Throughout the Oilers losing streak, coach Tom Renney has talked about his team's inclination to play on its heels instead of on its toes -- to back off and react instead of attacking and initiating. They did just that in the remainder of the opening period after taking the 2-0 lead, and it was more of the same in the second period.
Former Oiler first-round draft pick Rob Schremp got New York going in his first visit to Edmonton since the Islanders claimed him on waivers in September 2009, setting up Blake Comeau’s one-timer at the 13-minute mark of the second period to make it 2-1.
Dubnyk got the Oilers to the second intermission up by a goal, but it took 22 saves through 40 minutes to do it as the Islanders shrugged off their poor start and carried the play.

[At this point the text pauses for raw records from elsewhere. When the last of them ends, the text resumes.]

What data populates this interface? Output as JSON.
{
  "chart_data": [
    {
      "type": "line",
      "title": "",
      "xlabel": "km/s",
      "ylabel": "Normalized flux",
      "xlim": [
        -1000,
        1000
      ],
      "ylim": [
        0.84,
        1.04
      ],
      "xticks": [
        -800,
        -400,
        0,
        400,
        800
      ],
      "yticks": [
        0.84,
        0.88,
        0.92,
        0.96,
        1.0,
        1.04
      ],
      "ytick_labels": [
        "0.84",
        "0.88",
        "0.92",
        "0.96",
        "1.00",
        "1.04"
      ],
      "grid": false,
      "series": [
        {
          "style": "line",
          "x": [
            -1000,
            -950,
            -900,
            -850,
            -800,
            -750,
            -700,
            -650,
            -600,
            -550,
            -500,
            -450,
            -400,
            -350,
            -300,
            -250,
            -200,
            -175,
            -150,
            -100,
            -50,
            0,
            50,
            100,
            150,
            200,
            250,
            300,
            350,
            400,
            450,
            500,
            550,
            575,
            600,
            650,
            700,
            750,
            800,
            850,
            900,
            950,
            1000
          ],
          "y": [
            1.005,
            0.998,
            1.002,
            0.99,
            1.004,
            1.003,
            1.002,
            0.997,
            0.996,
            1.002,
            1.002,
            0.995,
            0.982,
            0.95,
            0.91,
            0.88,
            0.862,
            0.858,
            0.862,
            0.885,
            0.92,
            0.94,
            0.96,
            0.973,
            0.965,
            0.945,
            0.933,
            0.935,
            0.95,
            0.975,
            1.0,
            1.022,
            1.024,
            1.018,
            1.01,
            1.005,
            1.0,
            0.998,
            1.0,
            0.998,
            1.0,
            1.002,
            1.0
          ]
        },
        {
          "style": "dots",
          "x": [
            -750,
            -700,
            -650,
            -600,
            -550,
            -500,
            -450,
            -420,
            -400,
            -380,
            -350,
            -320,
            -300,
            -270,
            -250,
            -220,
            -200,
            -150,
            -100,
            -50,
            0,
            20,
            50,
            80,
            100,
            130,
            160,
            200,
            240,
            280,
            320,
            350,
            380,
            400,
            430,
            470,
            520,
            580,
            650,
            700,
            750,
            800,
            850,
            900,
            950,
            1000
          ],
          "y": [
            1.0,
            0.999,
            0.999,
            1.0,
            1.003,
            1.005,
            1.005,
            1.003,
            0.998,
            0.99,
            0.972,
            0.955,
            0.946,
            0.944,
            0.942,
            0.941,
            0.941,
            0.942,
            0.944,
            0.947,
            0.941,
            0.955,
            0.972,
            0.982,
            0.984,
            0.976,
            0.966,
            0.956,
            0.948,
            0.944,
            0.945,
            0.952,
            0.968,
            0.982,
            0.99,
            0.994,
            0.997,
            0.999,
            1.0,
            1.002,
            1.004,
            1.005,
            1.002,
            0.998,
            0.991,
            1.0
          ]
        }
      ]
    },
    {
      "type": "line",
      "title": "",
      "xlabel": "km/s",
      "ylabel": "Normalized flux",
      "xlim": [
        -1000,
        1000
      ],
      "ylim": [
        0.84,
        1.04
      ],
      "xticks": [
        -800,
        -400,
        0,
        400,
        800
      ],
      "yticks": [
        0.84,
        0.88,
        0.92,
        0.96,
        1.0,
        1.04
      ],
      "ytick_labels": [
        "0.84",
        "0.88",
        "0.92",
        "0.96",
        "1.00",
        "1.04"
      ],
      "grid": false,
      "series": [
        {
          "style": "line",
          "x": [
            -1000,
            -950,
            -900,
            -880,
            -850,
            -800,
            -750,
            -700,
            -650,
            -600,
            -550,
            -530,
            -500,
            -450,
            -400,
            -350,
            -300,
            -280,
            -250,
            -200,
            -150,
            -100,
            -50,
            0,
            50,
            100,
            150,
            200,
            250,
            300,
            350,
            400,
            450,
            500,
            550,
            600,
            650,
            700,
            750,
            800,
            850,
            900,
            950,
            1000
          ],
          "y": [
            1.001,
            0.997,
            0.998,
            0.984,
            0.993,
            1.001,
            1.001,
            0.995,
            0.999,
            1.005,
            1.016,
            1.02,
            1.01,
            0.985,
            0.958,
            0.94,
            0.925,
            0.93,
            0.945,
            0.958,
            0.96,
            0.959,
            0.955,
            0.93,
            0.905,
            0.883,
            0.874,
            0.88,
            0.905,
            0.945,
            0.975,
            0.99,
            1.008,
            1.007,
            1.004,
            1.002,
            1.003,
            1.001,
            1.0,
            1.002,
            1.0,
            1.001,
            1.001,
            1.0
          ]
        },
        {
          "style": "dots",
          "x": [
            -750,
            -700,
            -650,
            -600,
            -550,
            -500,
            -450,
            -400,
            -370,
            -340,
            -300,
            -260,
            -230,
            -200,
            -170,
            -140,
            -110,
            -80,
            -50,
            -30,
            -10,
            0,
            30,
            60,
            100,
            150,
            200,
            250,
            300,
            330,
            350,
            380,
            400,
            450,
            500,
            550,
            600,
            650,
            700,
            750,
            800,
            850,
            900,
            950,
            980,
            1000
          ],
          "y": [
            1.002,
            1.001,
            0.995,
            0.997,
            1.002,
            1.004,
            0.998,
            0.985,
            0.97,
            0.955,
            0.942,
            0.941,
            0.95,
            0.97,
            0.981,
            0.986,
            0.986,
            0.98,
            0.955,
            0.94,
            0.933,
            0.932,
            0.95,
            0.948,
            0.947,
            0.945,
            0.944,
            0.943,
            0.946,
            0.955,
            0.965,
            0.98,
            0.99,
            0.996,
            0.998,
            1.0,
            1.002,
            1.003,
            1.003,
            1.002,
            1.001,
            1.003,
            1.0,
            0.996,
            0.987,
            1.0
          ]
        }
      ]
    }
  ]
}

"We kind of backed off a bit," Cogliano said. "A lot of that has to do with penalties. Devan was great. Our PK was good tonight because of him."
Dubnyk wasn't done there. He refused to budge behind Edmonton's 30th-ranked penalty killing as the Oilers survived a two-man New York advantage for 1:38 in the final five minutes and finished 7-for-7 on the penalty kill against a team that had scored on its last four chances.
"The last four or five games, at least, we've been much better on our penalty kill," Renney said. "Tonight is sort of the capper, naturally. It won us the hockey game.
"Beyond that, I'm not sure we were anywhere near what we needed to be to beat this team."
Renney said his goaltender made the difference.
"He was great. He was excellent," Renney said. "A big man. He was in front of every shot. They certainly attempted to put lots of shots on goal and take the battle to the blue paint. He really stood tall for us."
Capuano said the Isles' power play was the culprit in the loss.
"Our power play has had some trouble all year, too," Capuano said. "Give them credit.
"They got in blocking lanes. They did a lot of good things. We have four or five pretty good guys out there who are moving the puck around, so I give them all the credit in the world. They deserved to win the game."